System reform is desperately needed in bidding contests.

The Public Procurement Service (PPS) held a contest for the design of the provisional government memorial, whose construction is to begin next year in time for the establishment of the provisional government in Shanghai’s centennial. But a suit was raised to prevent contracts being signed for the winning design as the competition was allegedly rigged. Half of the architects who participated in the competition asked the PPS to release the information related to the contest. Voices that had been hushed are now being raised.
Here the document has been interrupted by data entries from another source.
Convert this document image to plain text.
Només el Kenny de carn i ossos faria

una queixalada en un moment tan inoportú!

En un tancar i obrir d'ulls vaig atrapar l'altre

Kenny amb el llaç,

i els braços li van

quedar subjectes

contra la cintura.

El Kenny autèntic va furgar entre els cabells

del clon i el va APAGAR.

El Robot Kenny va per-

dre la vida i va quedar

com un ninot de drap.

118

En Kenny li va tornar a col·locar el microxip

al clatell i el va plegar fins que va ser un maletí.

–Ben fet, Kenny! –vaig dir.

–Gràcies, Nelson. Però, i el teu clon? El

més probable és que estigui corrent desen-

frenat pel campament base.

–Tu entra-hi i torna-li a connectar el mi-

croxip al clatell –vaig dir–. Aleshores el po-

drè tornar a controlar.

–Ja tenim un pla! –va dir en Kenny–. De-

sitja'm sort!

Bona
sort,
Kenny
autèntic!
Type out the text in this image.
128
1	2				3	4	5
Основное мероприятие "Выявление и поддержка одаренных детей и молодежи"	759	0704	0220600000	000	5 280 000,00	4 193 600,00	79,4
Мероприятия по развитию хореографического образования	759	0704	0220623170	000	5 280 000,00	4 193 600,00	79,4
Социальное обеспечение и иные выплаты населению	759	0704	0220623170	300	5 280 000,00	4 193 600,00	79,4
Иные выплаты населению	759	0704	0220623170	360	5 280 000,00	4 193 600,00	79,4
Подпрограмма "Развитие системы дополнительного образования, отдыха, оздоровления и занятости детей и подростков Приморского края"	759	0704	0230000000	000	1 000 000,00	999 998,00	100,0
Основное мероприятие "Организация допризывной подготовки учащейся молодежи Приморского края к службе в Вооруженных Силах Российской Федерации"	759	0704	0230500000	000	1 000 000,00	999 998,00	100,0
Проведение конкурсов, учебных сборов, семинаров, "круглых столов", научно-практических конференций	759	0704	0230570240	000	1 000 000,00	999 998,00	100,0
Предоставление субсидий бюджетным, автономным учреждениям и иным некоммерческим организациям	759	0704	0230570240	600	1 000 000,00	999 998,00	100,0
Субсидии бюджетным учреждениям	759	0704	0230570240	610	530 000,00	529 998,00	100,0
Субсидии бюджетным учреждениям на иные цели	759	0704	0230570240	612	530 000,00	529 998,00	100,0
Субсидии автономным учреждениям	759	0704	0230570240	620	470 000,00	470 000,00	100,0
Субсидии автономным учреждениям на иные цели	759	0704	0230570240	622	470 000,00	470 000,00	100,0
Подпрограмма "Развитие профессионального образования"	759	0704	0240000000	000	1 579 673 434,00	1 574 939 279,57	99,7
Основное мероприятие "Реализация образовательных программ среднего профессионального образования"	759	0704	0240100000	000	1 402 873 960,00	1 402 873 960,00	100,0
In fact, silence would be strange. More than 120,000 public structures are built with taxpayer money. The construction costs total 26.57 trillion won ($23.7 billion), based on Statistics Korea’s 2016 report. When the design cost for a project is more than 210 million won, they are required to undertake public bidding. The PPS commissions the most projects. One of the major jobs of the PPS is to hold competitions for local governments and public agencies that cannot afford to carry out competitions. In return, the PPS receives a fee.

There have been many rumors surrounding the PPS, such as that “I heard a certain company won most of the bids from the PPS this year;” “It is better not to participate in a competition with a certain company;” or “Particular companies have considerable lobbying capacity.”
To conduct a fair review, the PPS keeps a list of 120 reviewers and selects them randomly. But what if the list is managed? Some say that one reviewer participated in six out of some 40 competitions this year and wonder if that is statistically possible. The system needs to be changed to prevent such speculation. Making reviewer records public is one way. As architectural structures have different purposes, the system of scoring needs to change.

The Ministry of Land, Infrastructure and Transport recently set up a taskforce on architectural design competitions. The purpose is to check whether the guidelines established in 2014 are being followed properly and what needs to be improved. Young architects are calling for fair and intense contests. It is the citizens who suffer the biggest loss from expediency and illegalities. Their right to enjoy good public architecture must be protected.